Jadi, dengan cepat Shila menyantap buah apel. Danial mengambil satu potong, Shila mengambil dua potong. Danial menelan satu potobg Shila telah menelan empat potong. Sanpai kemudian piring telah kosong dan membuat Danial memandang Shila yang nyengir dengan pipi menggembung menyimpan makanan di mulutnya.

"Apa yang kamu lakukan? Seperti tidak pernah makan buah saja," gumam Danial dan meneguk air minumnya. Shila tidak peduli dan ikut meneguk air minum di gelasnya hingga kandas, kemudian beranjak pergi mengekor Danial. Sudah ditunggu tapi malah meninggalkan, tidak tahu sopan santun.

"Kamu tidak tidur?" tanya Shila dan terus mengekor Danial hingga masuk ke ruang tamu.

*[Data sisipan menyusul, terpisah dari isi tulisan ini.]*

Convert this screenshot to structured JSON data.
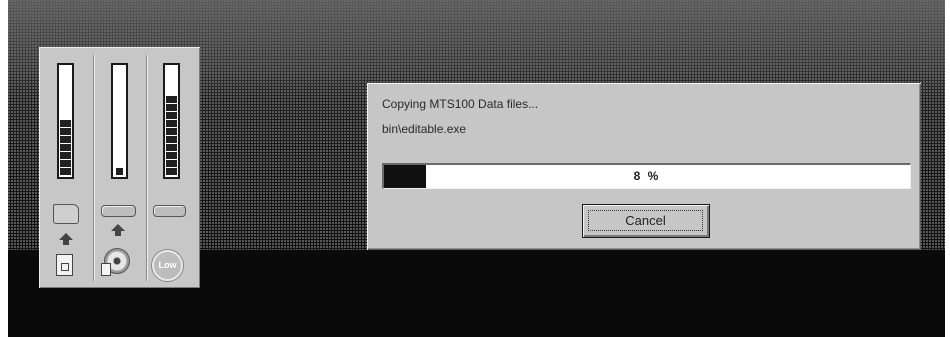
{
  "dialog": {
    "status_text": "Copying MTS100 Data files...",
    "current_file": "bin\\editable.exe",
    "progress_percent": 8,
    "progress_label": "8 %",
    "cancel_label": "Cancel"
  },
  "gauges": [
    {
      "name": "destination-disk",
      "filled_segments": 7,
      "total_segments": 7,
      "fill_fraction": 0.55
    },
    {
      "name": "source-disk",
      "fill_fraction": 0.08
    },
    {
      "name": "memory",
      "filled_segments": 9,
      "total_segments": 9,
      "fill_fraction": 0.75
    }
  ],
  "low_badge_label": "Low",
  "colors": {
    "dialog_bg": "#c6c6c6",
    "progress_fill": "#111111",
    "screen_bg": "#0a0a0a"
  }
}
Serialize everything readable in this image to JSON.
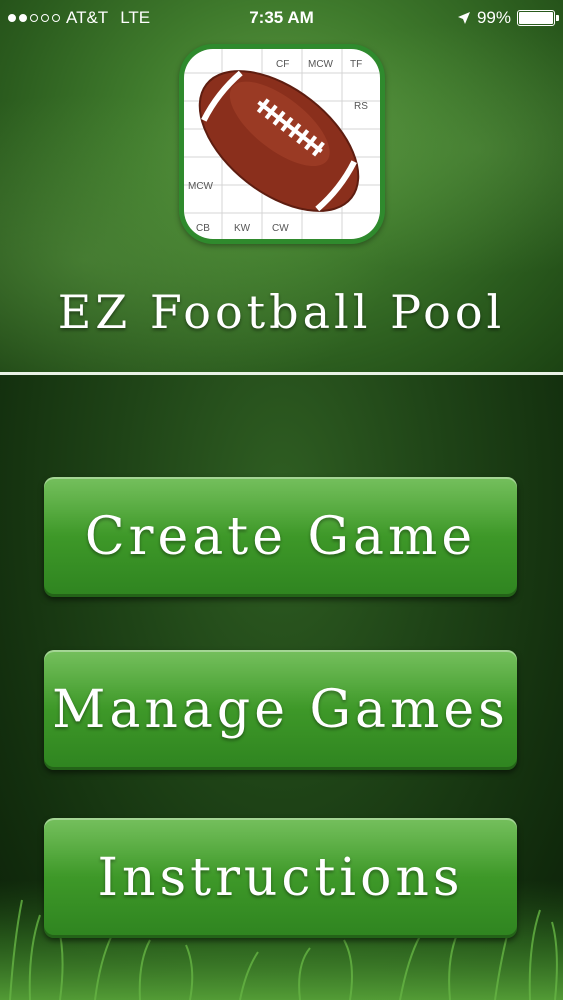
{
  "status_bar": {
    "carrier": "AT&T",
    "network": "LTE",
    "time": "7:35 AM",
    "battery_percent": "99%",
    "battery_level": 0.99,
    "signal_dots_filled": 2,
    "signal_dots_total": 5,
    "location_icon": "location-arrow-icon",
    "battery_icon": "battery-icon"
  },
  "app_icon": {
    "grid_labels": [
      "CF",
      "MCW",
      "TF",
      "RS",
      "MCW",
      "CB",
      "KW",
      "CW"
    ]
  },
  "title": "EZ Football Pool",
  "buttons": {
    "create": "Create Game",
    "manage": "Manage Games",
    "instructions": "Instructions"
  },
  "colors": {
    "button_green": "#3f9a29",
    "icon_border": "#2f8a2d",
    "football_brown": "#8a2f1c"
  }
}
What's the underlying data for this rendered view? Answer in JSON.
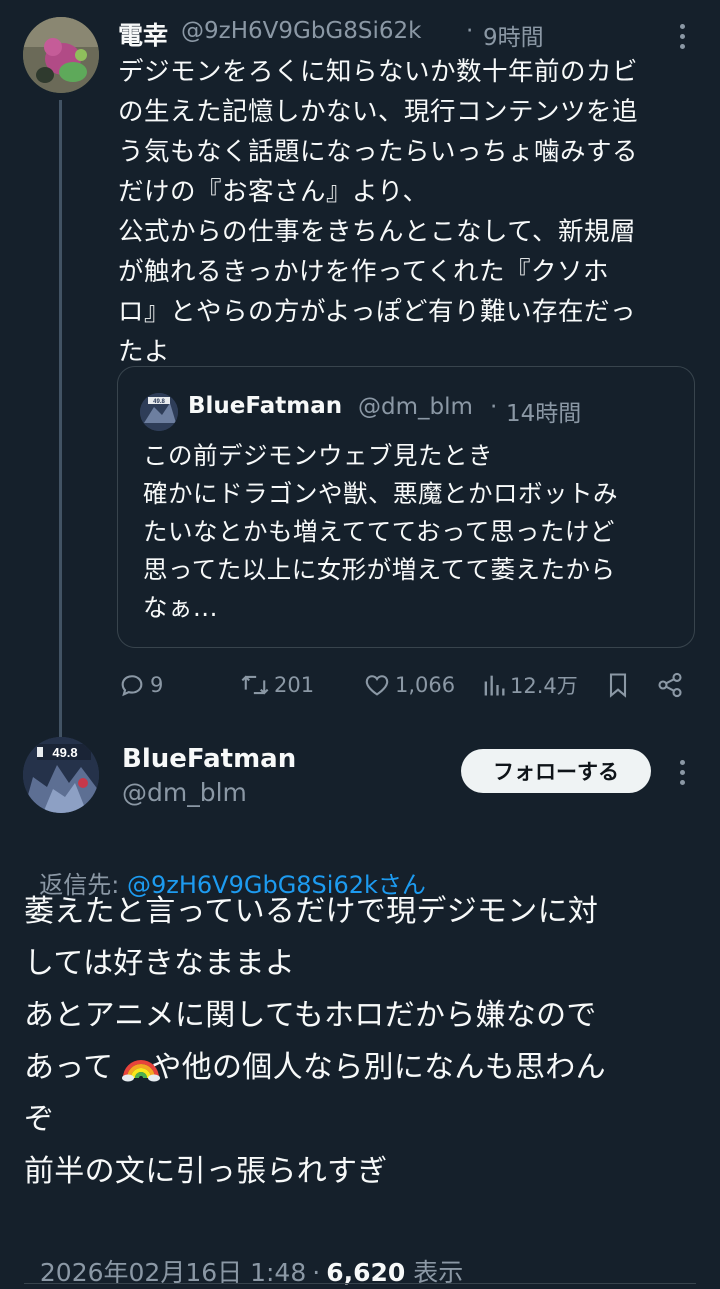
{
  "tweet1": {
    "name": "電幸",
    "handle": "@9zH6V9GbG8Si62k",
    "sep": "·",
    "time": "9時間",
    "text": "デジモンをろくに知らないか数十年前のカビ\nの生えた記憶しかない、現行コンテンツを追\nう気もなく話題になったらいっちょ噛みする\nだけの『お客さん』より、\n公式からの仕事をきちんとこなして、新規層\nが触れるきっかけを作ってくれた『クソホ\nロ』とやらの方がよっぽど有り難い存在だっ\nたよ",
    "quote": {
      "avatar_badge": "49.8",
      "name": "BlueFatman",
      "handle": "@dm_blm",
      "sep": "·",
      "time": "14時間",
      "text": "この前デジモンウェブ見たとき\n確かにドラゴンや獣、悪魔とかロボットみ\nたいなとかも増えててておって思ったけど\n思ってた以上に女形が増えてて萎えたから\nなぁ..."
    },
    "actions": {
      "replies": "9",
      "retweets": "201",
      "likes": "1,066",
      "views": "12.4万"
    }
  },
  "tweet2": {
    "avatar_badge": "49.8",
    "name": "BlueFatman",
    "handle": "@dm_blm",
    "follow_label": "フォローする",
    "reply_to_prefix": "返信先: ",
    "reply_to_handle": "@9zH6V9GbG8Si62kさん",
    "text_lines": [
      "萎えたと言っているだけで現デジモンに対",
      "しては好きなままよ",
      "あとアニメに関してもホロだから嫌なので",
      "や他の個人なら別になんも思わん",
      "ぞ",
      "前半の文に引っ張られすぎ"
    ],
    "line4_prefix": "あって",
    "rainbow_emoji": "🌈",
    "timestamp": "2026年02月16日 1:48",
    "sep": "·",
    "views_count": "6,620",
    "views_label": "表示"
  },
  "colors": {
    "background": "#15202b",
    "link": "#1d9bf0",
    "muted": "#8b98a5",
    "border": "#38444d"
  }
}
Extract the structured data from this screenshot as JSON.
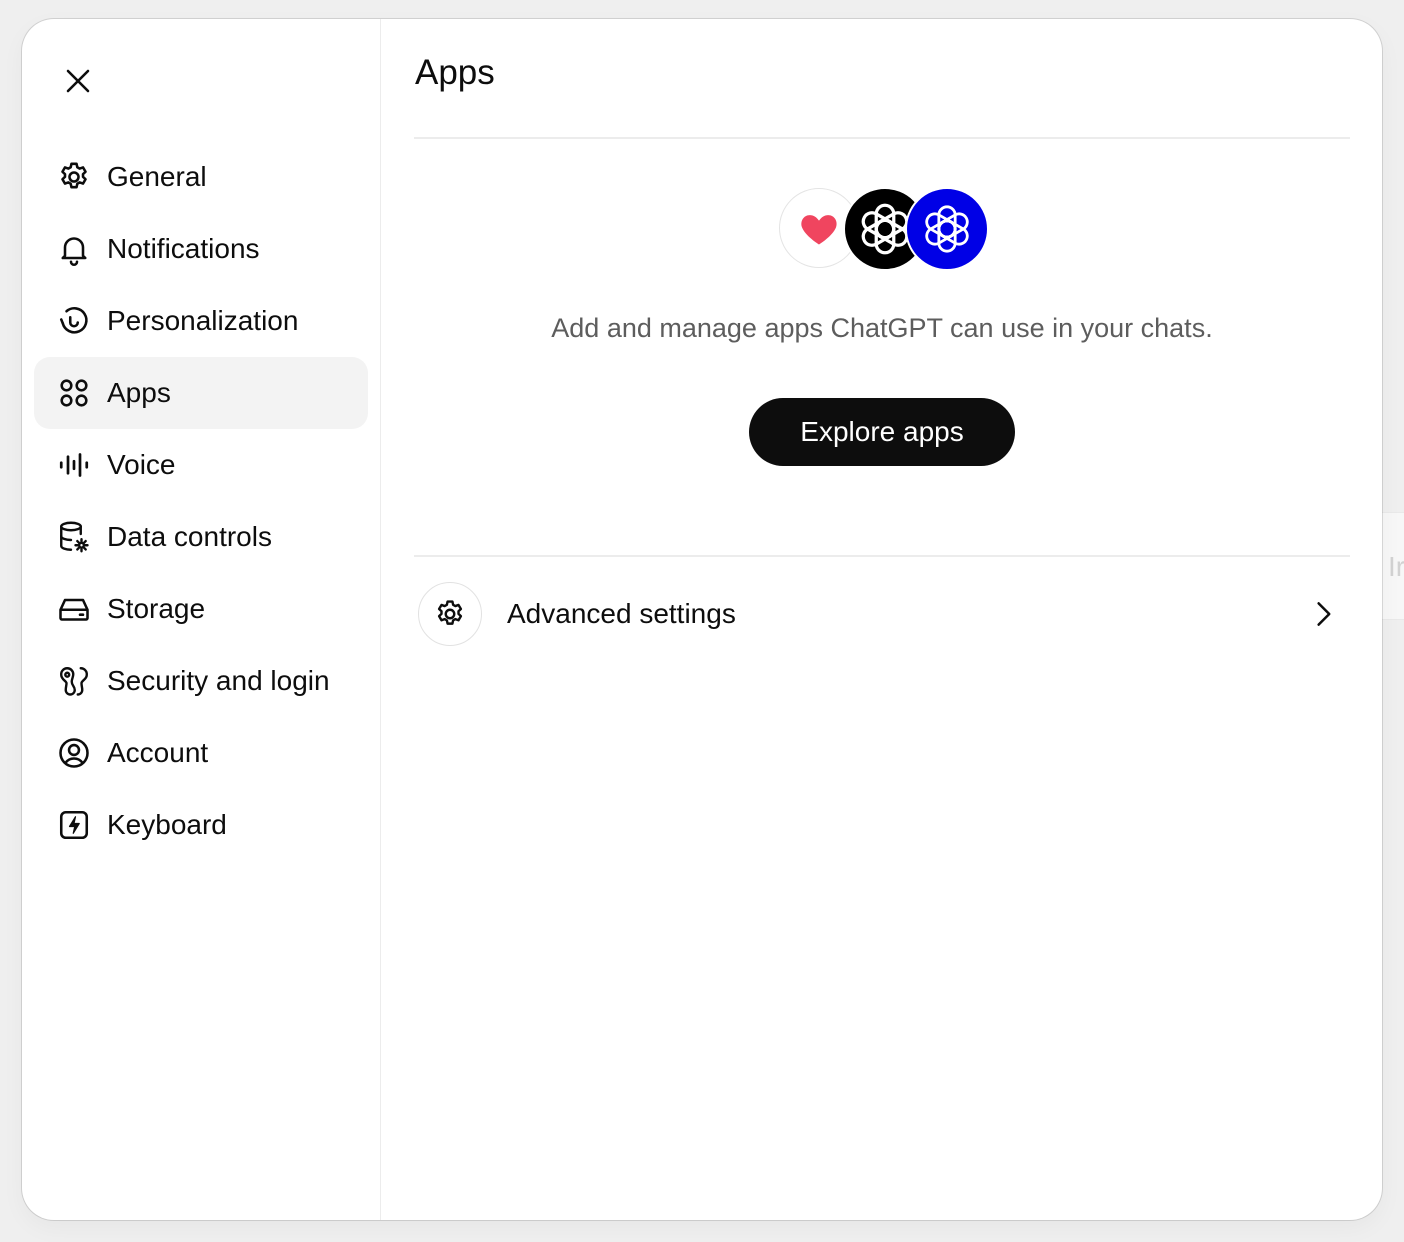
{
  "sidebar": {
    "close_label": "close",
    "items": [
      {
        "label": "General",
        "icon": "gear-icon",
        "active": false
      },
      {
        "label": "Notifications",
        "icon": "bell-icon",
        "active": false
      },
      {
        "label": "Personalization",
        "icon": "personalization-icon",
        "active": false
      },
      {
        "label": "Apps",
        "icon": "apps-grid-icon",
        "active": true
      },
      {
        "label": "Voice",
        "icon": "voice-waveform-icon",
        "active": false
      },
      {
        "label": "Data controls",
        "icon": "database-gear-icon",
        "active": false
      },
      {
        "label": "Storage",
        "icon": "storage-drive-icon",
        "active": false
      },
      {
        "label": "Security and login",
        "icon": "security-icon",
        "active": false
      },
      {
        "label": "Account",
        "icon": "account-circle-icon",
        "active": false
      },
      {
        "label": "Keyboard",
        "icon": "keyboard-lightning-icon",
        "active": false
      }
    ]
  },
  "main": {
    "title": "Apps",
    "description": "Add and manage apps ChatGPT can use in your chats.",
    "explore_button": "Explore apps",
    "app_logos": [
      "heart-icon",
      "openai-logo-icon",
      "openai-logo-icon"
    ],
    "advanced_settings": {
      "label": "Advanced settings",
      "icon": "gear-icon",
      "chevron": "chevron-right-icon"
    }
  },
  "backdrop": {
    "partial_text": "Ir"
  },
  "colors": {
    "active_bg": "#f3f3f3",
    "button_bg": "#0d0d0d",
    "blue_logo_bg": "#0000e6",
    "heart": "#f0455f",
    "muted_text": "#5d5d5d"
  }
}
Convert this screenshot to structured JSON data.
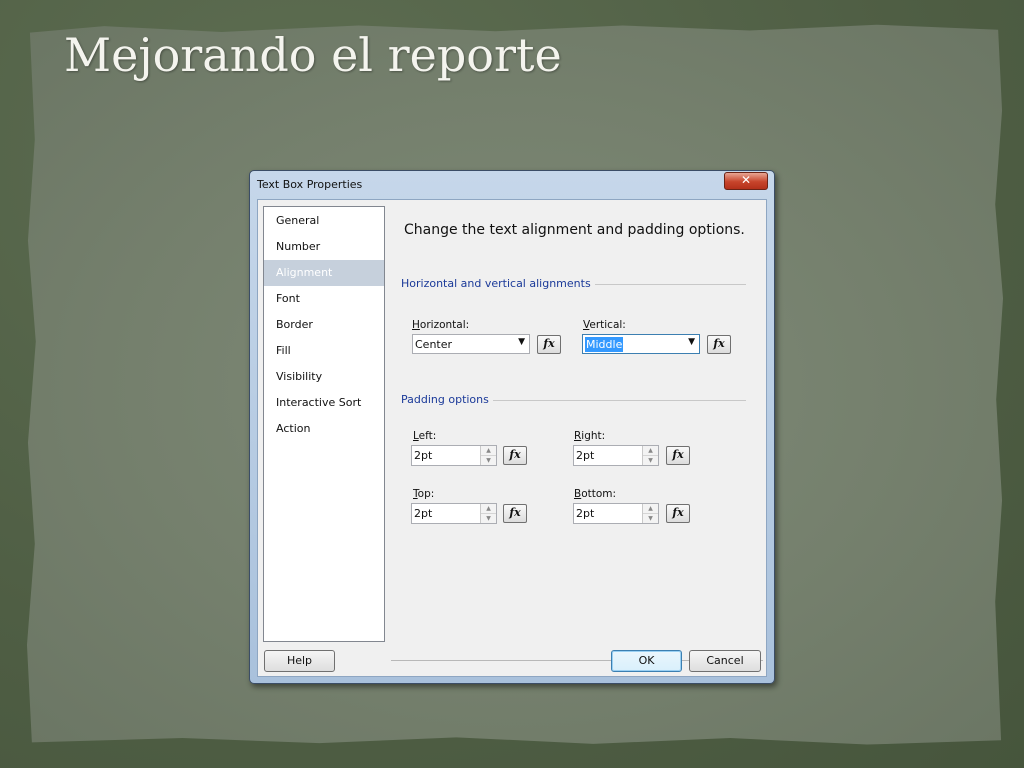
{
  "slide": {
    "title": "Mejorando el reporte"
  },
  "dialog": {
    "title": "Text Box Properties",
    "close_glyph": "✕",
    "nav_items": [
      "General",
      "Number",
      "Alignment",
      "Font",
      "Border",
      "Fill",
      "Visibility",
      "Interactive Sort",
      "Action"
    ],
    "selected_nav": "Alignment",
    "intro": "Change the text alignment and padding options.",
    "alignment_group": "Horizontal and vertical alignments",
    "horizontal": {
      "label": "Horizontal:",
      "value": "Center"
    },
    "vertical": {
      "label": "Vertical:",
      "value": "Middle"
    },
    "padding_group": "Padding options",
    "padding": {
      "left": {
        "label": "Left:",
        "value": "2pt"
      },
      "right": {
        "label": "Right:",
        "value": "2pt"
      },
      "top": {
        "label": "Top:",
        "value": "2pt"
      },
      "bottom": {
        "label": "Bottom:",
        "value": "2pt"
      }
    },
    "fx_label": "fx",
    "buttons": {
      "help": "Help",
      "ok": "OK",
      "cancel": "Cancel"
    }
  },
  "colors": {
    "group_heading": "#1b3a99",
    "close_button": "#c7442b",
    "selection": "#3399ff"
  }
}
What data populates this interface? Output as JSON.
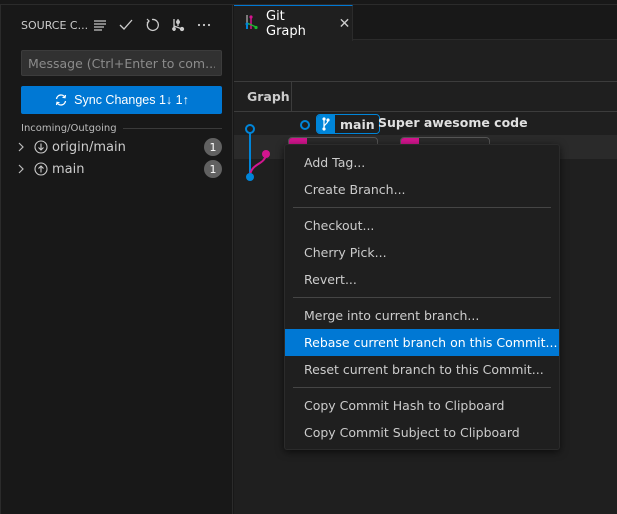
{
  "sidebar": {
    "title": "SOURCE C...",
    "actions": [
      {
        "name": "view-as-list-icon",
        "glyph": "≡"
      },
      {
        "name": "commit-checkmark-icon",
        "glyph": "✓"
      },
      {
        "name": "refresh-icon",
        "glyph": "↻"
      },
      {
        "name": "git-graph-icon",
        "glyph": ""
      },
      {
        "name": "more-actions-icon",
        "glyph": "···"
      }
    ],
    "message_placeholder": "Message (Ctrl+Enter to com...",
    "message_value": "",
    "sync_button": {
      "label": "Sync Changes 1↓ 1↑",
      "color": "#0078d4"
    },
    "section_title": "Incoming/Outgoing",
    "tree": [
      {
        "label": "origin/main",
        "icon": "incoming-arrow-down-icon",
        "count": "1"
      },
      {
        "label": "main",
        "icon": "outgoing-arrow-up-icon",
        "count": "1"
      }
    ]
  },
  "editor": {
    "tab": {
      "label": "Git Graph",
      "close": "✕"
    },
    "table_header": {
      "graph": "Graph"
    },
    "commits": [
      {
        "branch": "main",
        "message": "Super awesome code",
        "color": "#0085d9"
      },
      {
        "color": "#d3158f"
      }
    ]
  },
  "context_menu": {
    "groups": [
      [
        {
          "label": "Add Tag..."
        },
        {
          "label": "Create Branch..."
        }
      ],
      [
        {
          "label": "Checkout..."
        },
        {
          "label": "Cherry Pick..."
        },
        {
          "label": "Revert..."
        }
      ],
      [
        {
          "label": "Merge into current branch..."
        },
        {
          "label": "Rebase current branch on this Commit...",
          "active": true
        },
        {
          "label": "Reset current branch to this Commit..."
        }
      ],
      [
        {
          "label": "Copy Commit Hash to Clipboard"
        },
        {
          "label": "Copy Commit Subject to Clipboard"
        }
      ]
    ],
    "highlight_color": "#0078d4"
  }
}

Sepertinya akan kembali mengerjakan pekerjaan seperti sebelum makan.

"Jangan menggangguku!" tegur Danial dan duduk di kursinya. Dirinya sudah siap dengan macbook di pangkuannya serta menggunakan kacamata bacanya.

Shila berdecak dan berbalik hendak pergi ke kamarnya. Tapi, dirinya ingat kalau hari ini ada film bagus yang ia tunggu-tunggu. Di kamarnya tidak ada televisi, sehingga dia harus pergi ke ruang televisi untuk bisa menonton film tersebut.  Bisa saja menggunakan laptopnya untuk menonton, tapi itu film horor. Bisa-bisa ada adegan melempar laptop.

"Kapan kamu menyelesaikan pekerjaanmu?" tanya Shila. Danial memandang gadis yang masih ada di ruang tamu dia pikir sudah pergi keluar dan menuju kamarnya.

"Bukan urusanmu!"

Shila berdecak, kemudian duduk di sebelah Danial. Dia akan membujuk laki-laki ini agar mau menemaninya menonton film di ruang televisi, "setengah jam lagi ada film bagus di televisi. Bisakah kamu menemaniku menonton itu?" tanya Shila merayu. Danial meliriknya sebentar tanpa minat dan menggeleng.

"Aish ayolah, filmnya tidak sampai dua jam," bujuk Shila dan memberanikan diri menyentuh lengan Danial.

"Tonton saja sendiri!"

"Itu film horor, aku tidak bisa menonton sendiri."

"Kalau begitu tidak usah menonton," ujar Danial membuat Shila merengut. Dirinya memeluk lengan besar sang laki-laki lantas mulai merengek membujuk Danial menuruti permintaannya.

"Ayolah, Al..." rengek Shila dan terus mengganggu Danial, membuat laki-laki itu merasa begitu terganggu. Sesekali akan berusaha menyingkirkan tangan Shila dari lengannya, tapi Shila akan kembali memeluknya.